As for limitations, RialTo currently takes three days to complete. To speed up the process, the team mentions improving the underlying algorithms and using base models. Simulation training also has its limitations, and it is currently difficult to perform effortless simulation-to-reality transfers and simulate deformable objects or liquids.
The next level
What’s next for RialTo? Building on previous efforts, the scientists are working to preserve robustness against various perturbations while also improving the model’s adaptability to new environments. “Our next effort is this approach of using pre-trained models, speeding up the learning process, minimizing human intervention, and achieving broader generalization capabilities,” Torne says.
“We are very excited about our concept of ‘on-the-fly’ robot programming, where robots can autonomously scan their environment and learn to solve specific tasks in a simulation. While our current method has limitations (such as requiring some initial demonstrations by a human and significant computing time to train these policies (up to three days)), we see it as a significant step towards achieving ‘on-the-fly’ robot learning and deployment,” says Torne. “This approach brings us closer to a future where robots will not need a pre-existing policy that covers all scenarios. Instead, they can quickly learn new tasks without extensive real-world interaction. In my opinion, this breakthrough could accelerate the practical application of robotics much sooner than if we relied solely on a universal, all-encompassing policy.”
“To deploy robots in the real world, researchers have traditionally turned to methods such as imitation learning from expert data, which can be expensive, or reinforcement learning, which can be unsafe,” said Zoey Chen, a PhD student in computer science at the University of Washington who was not involved in the paper. “RialTo directly addresses both the safety limitations of real-world robot learning (RL) and the data-efficient limitations for data-driven learning methods, with its novel real-to-simulation-to-real learning sequence.
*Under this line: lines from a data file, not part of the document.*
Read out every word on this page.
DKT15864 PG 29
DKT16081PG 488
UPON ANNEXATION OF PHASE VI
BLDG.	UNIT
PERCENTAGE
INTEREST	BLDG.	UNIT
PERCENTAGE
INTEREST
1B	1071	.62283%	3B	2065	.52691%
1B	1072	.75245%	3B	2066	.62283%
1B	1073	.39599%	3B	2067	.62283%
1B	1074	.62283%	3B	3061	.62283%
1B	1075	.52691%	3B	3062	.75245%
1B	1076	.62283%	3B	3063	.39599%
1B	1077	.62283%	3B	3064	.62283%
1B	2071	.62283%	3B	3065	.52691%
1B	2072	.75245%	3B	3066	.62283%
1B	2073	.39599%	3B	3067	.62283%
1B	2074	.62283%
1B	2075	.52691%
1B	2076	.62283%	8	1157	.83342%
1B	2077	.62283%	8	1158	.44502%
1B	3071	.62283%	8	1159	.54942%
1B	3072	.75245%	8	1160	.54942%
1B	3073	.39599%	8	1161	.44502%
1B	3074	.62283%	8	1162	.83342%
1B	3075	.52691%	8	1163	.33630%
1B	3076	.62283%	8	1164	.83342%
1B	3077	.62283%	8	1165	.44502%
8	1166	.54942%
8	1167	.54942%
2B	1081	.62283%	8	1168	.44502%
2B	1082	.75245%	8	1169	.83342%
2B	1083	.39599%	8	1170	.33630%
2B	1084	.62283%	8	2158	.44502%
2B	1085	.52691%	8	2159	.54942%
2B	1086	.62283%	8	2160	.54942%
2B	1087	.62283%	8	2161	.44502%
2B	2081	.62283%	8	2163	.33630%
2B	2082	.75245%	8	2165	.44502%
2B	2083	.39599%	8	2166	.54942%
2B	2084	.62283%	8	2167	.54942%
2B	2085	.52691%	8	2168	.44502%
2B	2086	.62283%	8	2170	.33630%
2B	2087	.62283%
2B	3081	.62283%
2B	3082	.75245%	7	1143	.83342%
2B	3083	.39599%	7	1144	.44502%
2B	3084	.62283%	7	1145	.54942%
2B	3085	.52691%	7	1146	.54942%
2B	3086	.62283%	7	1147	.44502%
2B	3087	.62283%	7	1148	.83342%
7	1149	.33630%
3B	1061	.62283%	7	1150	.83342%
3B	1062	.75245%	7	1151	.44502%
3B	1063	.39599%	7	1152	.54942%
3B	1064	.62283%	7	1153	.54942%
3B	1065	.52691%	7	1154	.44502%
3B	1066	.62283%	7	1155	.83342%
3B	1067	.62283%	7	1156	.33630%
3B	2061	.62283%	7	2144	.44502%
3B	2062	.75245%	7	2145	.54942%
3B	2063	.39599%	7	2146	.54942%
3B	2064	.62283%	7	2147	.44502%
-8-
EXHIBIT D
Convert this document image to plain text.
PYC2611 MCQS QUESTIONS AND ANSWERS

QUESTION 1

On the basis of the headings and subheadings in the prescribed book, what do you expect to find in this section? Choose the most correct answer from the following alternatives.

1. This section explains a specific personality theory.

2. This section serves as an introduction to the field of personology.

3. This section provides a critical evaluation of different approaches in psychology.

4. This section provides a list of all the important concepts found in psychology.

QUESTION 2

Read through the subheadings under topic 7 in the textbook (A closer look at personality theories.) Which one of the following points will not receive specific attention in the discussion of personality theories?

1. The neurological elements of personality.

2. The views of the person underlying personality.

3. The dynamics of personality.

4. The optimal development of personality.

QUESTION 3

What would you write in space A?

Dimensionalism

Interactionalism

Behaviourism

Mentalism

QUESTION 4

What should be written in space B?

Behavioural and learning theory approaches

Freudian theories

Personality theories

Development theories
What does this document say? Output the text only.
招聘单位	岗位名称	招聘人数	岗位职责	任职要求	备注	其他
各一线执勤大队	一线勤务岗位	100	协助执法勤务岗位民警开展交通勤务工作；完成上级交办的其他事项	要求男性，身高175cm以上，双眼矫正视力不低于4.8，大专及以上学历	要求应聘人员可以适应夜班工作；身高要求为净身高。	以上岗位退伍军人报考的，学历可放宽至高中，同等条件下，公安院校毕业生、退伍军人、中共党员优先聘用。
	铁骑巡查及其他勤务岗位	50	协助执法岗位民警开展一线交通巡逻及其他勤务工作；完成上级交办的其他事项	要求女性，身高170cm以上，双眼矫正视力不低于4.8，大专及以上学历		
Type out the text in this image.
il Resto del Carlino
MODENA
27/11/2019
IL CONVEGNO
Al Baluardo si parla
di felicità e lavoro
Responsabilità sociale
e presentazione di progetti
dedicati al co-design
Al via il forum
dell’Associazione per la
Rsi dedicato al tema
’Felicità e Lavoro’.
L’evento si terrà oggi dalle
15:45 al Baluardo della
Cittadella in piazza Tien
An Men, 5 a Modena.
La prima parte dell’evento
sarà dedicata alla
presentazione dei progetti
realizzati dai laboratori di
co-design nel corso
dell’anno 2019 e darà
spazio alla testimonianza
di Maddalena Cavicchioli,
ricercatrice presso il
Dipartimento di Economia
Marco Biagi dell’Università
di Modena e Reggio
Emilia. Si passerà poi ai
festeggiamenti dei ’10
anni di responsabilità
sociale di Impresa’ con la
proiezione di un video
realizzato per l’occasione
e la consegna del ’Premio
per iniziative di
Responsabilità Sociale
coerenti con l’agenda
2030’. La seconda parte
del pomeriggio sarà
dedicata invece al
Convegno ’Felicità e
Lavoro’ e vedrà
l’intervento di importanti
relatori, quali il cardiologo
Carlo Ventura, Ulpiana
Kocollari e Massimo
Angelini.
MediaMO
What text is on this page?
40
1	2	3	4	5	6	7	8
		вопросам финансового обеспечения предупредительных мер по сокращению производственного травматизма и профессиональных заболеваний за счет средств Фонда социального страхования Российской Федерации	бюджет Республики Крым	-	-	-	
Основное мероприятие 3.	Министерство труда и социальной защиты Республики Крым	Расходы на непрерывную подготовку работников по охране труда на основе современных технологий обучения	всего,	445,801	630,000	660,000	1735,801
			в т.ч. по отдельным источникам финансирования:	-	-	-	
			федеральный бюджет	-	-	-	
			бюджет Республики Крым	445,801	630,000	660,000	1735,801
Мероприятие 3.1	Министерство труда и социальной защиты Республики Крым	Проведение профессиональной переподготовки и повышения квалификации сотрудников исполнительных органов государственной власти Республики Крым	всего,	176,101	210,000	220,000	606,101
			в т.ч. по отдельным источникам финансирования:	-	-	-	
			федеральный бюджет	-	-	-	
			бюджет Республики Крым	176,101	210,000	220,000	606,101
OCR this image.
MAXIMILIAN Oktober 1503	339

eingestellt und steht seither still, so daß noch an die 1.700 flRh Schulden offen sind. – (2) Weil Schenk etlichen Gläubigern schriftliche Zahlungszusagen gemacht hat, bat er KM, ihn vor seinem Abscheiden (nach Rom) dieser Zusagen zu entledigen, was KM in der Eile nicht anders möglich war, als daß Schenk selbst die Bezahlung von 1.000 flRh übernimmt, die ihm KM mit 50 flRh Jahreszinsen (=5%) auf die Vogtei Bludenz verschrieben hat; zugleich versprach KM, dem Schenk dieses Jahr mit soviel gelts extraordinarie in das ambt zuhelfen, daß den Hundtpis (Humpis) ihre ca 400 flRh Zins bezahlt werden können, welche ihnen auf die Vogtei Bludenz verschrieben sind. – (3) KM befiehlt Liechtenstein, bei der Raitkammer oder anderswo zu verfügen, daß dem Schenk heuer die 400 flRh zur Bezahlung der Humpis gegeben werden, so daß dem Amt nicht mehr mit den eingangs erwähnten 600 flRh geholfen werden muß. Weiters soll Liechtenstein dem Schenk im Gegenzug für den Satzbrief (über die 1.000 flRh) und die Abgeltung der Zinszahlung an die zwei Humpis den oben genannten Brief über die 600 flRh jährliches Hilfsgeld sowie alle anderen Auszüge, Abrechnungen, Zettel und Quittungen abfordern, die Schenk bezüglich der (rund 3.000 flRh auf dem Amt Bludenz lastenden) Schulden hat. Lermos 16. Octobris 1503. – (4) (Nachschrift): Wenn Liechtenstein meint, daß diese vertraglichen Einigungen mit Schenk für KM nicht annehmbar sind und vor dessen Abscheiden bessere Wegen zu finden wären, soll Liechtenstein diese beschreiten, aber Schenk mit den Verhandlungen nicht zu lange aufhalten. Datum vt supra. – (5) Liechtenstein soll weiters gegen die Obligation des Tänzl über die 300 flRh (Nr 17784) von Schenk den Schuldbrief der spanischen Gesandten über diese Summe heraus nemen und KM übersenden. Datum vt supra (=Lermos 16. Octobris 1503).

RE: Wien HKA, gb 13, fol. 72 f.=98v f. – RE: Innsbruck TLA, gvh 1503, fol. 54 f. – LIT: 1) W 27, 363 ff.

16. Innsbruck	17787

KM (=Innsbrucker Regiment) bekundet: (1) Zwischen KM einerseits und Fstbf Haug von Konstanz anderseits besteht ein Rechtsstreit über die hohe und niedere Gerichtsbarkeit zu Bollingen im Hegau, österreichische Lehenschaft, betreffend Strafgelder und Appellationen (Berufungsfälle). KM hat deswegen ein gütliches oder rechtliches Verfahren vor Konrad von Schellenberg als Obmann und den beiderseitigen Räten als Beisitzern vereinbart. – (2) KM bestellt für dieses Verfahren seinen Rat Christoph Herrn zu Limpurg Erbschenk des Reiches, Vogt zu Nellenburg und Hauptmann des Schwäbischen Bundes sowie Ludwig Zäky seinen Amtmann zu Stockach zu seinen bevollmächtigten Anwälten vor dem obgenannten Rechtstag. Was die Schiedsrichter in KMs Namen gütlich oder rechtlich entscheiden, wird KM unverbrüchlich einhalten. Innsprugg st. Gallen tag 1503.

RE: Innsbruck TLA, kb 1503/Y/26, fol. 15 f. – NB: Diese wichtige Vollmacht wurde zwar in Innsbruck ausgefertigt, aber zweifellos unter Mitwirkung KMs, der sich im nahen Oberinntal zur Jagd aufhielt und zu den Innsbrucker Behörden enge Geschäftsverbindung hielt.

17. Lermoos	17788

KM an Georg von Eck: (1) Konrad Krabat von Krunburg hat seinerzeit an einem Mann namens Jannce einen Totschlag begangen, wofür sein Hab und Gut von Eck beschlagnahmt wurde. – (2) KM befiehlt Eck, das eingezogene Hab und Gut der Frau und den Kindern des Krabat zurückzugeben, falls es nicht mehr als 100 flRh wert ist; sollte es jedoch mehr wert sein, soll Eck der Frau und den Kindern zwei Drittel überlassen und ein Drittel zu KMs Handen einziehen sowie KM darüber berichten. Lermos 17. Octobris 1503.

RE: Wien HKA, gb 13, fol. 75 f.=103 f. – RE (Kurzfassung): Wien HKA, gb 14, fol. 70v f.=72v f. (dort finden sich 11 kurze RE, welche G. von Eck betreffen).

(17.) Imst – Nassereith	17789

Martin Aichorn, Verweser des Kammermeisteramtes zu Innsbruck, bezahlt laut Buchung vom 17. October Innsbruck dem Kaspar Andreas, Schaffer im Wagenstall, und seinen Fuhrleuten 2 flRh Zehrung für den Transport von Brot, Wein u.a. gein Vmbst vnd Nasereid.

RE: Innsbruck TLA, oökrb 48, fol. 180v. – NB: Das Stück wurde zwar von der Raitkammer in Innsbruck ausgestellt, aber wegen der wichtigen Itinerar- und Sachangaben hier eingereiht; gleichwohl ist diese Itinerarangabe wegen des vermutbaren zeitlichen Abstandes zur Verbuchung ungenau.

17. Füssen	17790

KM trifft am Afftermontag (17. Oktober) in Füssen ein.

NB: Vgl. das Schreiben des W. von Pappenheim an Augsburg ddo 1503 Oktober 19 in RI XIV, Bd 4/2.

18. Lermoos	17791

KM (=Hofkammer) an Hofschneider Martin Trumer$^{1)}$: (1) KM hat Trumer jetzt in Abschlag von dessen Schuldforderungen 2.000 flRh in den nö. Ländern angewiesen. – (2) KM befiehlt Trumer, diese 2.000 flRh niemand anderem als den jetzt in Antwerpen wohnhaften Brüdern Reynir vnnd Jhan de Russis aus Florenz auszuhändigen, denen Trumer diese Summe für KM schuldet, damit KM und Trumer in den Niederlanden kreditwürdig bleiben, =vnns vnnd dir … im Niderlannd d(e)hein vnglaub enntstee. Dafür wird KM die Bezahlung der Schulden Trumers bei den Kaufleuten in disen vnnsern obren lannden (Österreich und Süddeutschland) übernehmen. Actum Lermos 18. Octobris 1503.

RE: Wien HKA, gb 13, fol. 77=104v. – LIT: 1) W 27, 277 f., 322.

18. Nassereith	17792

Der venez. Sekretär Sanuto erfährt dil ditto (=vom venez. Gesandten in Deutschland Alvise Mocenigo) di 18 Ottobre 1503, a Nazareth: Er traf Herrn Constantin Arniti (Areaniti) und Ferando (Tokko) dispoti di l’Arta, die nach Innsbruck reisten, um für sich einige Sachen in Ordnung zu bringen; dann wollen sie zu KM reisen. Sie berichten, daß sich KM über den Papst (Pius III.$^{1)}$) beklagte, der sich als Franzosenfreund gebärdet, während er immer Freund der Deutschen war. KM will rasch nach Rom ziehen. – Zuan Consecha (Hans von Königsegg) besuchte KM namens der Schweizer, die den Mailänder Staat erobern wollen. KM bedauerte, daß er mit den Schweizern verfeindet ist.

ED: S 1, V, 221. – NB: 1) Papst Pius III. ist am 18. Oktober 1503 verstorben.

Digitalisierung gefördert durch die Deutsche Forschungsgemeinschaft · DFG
This novel learning sequence not only ensures safe and robust training in simulation before real-world deployment, but also significantly improves the efficiency of data collection. RialTo has the potential to significantly scale up robot learning and enable robots to adapt to complex real-world scenarios much more effectively.”
“Simulation has demonstrated impressive capabilities on real robots by providing inexpensive, possibly infinite, data for policy learning,” adds Marius Memmel, a PhD student in computer science at the University of Washington who was not involved in the work. “However, these methods are limited to a few specific scenarios, and building the corresponding simulations is expensive and laborious. RialTo provides an easy-to-use tool for reconstructing real-world environments in minutes rather than hours. Furthermore, it makes extensive use of demonstrations collected during policy learning, minimizing operator burden and bridging the gap between simulation and reality. RialTo demonstrates robustness to object poses and perturbations, showing incredible real-world performance without requiring extensive simulator construction and data collection.”
Torne co-wrote this paper with lead authors Abhishek Gupta, an assistant professor at the University of Washington, and Agrawal. Four other CSAIL members are also acknowledged: EECS PhD student Anthony Simeonov SM ’22, research assistant Zechu Li, undergraduate student April Chan, and PhD student Tao Chen ’24. Members of the Improbable ai Lab and WEIRD Lab also provided valuable feedback and support in developing this project.
This work was funded in part by a Sony Research Award, the U.S. government and Hyundai Motor Co., with support from the Washington Embodied Intelligence and Robotics Development (WEIRD) Lab. The researchers presented their work at the Robotics Science and Systems (RSS) conference earlier this month.